Der kreative Prozeß ist in Bewegung. Das muß er sein. Versuche Dich für einen Moment in die Lage zu versetzen, in der ich mich befinde. Sagen wir, ich schreibe einen Roman. Ich fange mit einer ziemlich klaren Vorstellung von dem an, was werden soll. Im sechsten Kapitel finde ich einen besseren Weg um etwas auszudrücken, also gehe ich zurück, revidiere Kapitel 1 bis 5, damit alles paßt. Du wirst nie erfahren, was da vorher stand. Nun vergleiche das mit der Situation, jedes Kapitel sofort zu veröffentlichen. Da kann man nicht zurückgehen und etwas ändern. (Dickens befand sich in so ziemlich der gleichen Situation, als er seine Arbeit Kapitel für Kapitel veröffentlichte. Man kann nicht zurückgehen, nur vorwärts.)

Gleichzeitig haben wir, da wir mit Schauspielern arbeiten, die nebenbei noch ein richtiges Leben führen, denen Dinge widerfahren können - Knochenbrüche, Gesundheitsprobleme, die sie daran hindern, in einer bestimmten Episode aufzutreten, plötzliche Änderungen an ihrer Karriere, such Dir was aus - mit den Unwägbarkeiten zu kämpfen, die einem das Leben in den Weg legt.

Was dem noch am nächsten kommt... ist, wenn man auf der Bühne steht und vor einem großen Publikum einen sehr komplizierten Tanz aufführt... und während des Tanzes werfen die Leute mit Bowlingkugeln und Kettensägen nach einem. Entweder man lernt, damit umzugehen, den Rhythmus zu halten; oder man ist tot.

Diese Serie wurde eigentlich 1986/87 entworfen. Vor knapp 10 Jahren. Damals wurden alle episodenbasierenden Schachen für's Fernsehen aus der Sicht einer bestimmten Person, dem Helden, erzählt. Ja, machmal wurde dieses Schema für eine kurze Szene mit anderen Figuren verlassen, meist um irgendwas vorzubereiten, aber meistens ging es um diese eine Person. In MORD IST IHR HOBBY war Jessica Fletcher das Kernstück jeder Episode. Man hatte hin und wieder Gastrollen, mit denen sie interagierte und wiederkehrende Nebenrollen, aber niemand von diesen Figuren hat sich je geändert, niemand trat für mehr als ein paar Minuten in den Mittelpunkt. So wurde bis jetzt Fernsehen gemacht.

Romane hingegen sind oft vielschichtig in ihrer Erzähstruktur und man wechselt zwischen verschiedenen Sichtweisen. THE STAND zum Beispiel.

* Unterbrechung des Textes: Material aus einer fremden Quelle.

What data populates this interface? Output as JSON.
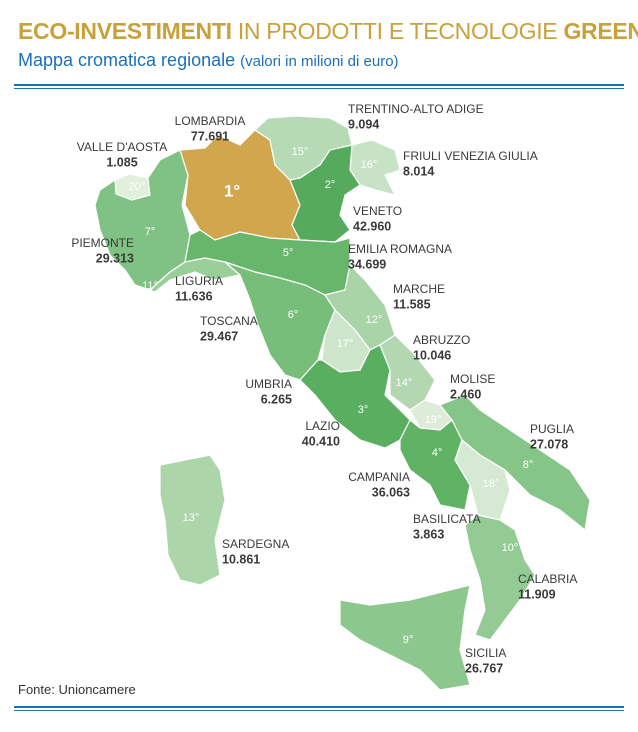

Nun, ich habe beides gemacht. Ich habe Romane geschrieben und ich habe Fernsehen geschrieben. Als es daran ging, B5 zusammenzustellen, stellt sich die Frage: "Okay, wer ist der Erzähler im Fernsehen?" Das währe dann Londos Geschichte und das ist genau das, was ich all die Jahre übers Schreiben fürs Fernsehen gelernt hatte. Als sich die Serie entwickelte, wurde schnell klar, daß ich neue Wege lernen mußte, für das Fernsehen zu schreiben, mehr in der Art, wie ich meine Romane schreibe, die umfangreichere Geschichten aus verschiedene Blickwinkel beinhalten. Das ist ein Schreibstil, der wirklich noch nie für das amerikanische Fernsehen benutzt wurde. Und ich mußte diesen Stil in gewisser Weise vor Millionen Zuschauern entwickeln, während ich an der Geschichte arbeitete.

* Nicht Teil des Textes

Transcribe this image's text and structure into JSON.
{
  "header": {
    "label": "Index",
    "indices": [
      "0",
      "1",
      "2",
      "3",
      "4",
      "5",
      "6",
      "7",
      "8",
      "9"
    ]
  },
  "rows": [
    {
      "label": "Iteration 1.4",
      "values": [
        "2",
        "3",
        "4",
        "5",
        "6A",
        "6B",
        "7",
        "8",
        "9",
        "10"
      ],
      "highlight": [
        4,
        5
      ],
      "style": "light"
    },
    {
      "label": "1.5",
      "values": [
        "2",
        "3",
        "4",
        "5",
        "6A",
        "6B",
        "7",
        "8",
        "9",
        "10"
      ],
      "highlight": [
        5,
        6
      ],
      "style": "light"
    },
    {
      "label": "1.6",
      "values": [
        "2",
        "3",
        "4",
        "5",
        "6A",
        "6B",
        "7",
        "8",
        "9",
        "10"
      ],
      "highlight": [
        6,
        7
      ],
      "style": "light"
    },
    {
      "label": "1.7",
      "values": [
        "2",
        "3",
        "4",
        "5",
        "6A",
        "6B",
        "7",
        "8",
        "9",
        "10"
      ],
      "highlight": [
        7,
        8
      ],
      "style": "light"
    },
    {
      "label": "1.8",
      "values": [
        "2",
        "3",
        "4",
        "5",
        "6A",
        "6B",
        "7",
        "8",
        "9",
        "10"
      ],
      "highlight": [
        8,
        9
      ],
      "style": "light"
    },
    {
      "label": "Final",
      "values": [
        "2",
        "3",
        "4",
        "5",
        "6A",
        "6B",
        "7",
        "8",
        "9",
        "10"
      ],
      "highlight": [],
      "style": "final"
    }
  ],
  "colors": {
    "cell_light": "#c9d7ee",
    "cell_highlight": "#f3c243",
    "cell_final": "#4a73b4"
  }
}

Man kann sich auf so etwas nicht vorbereiten, so sehr man es auch versucht, weil es noch nie zuvor gemacht wurde.

(Bei genauerer Betrachtung kommt dem, was ich hier mache in Sachen "verschiedene Blickwinkel" die Miniserie "The Winds of War" noch am nächsten.)

Auch bin ich in den letzten 10 Jahren ein besserer Schriftsteller geworden, habe mehr über mein Handwerk gelernt und mir mehr Werzeuge erarbeitet. Das heißt, ich kenne heute bessere Möglichkeiten, etwas zu tun, als ich das früher tat.

Folgende Situation: Da sitze ich nun vor meinem Schreibprogramm mit meinen Notizen aus 1986 und sehe einen besseren Weg, wie ich aus diesen Notizen etwas machen kann... Bleibe ich bei dem was da steht oder wage ich den Schritt und nehme die bessere Variante? VORAUSGESETZT, sie führt mich in der Gesamthandlung auch dahin, wohin ich will. Das zu ignorieren wäre unflexibel.

Ich bleibe wandlungsfähig. Genauso schreibe ich auch einen Roman. Nur diesmal *seht* ihr den Entstehungsprozeß genau vor euch, etwas, was ihr sonst nie zu Gesicht bekommen würdet. Vieler eurer Reaktionen beruhen auf diesem Umstand.

[Text gekürzt, um Spoiler zu vermeiden - vergeiche mit der Originalmessage]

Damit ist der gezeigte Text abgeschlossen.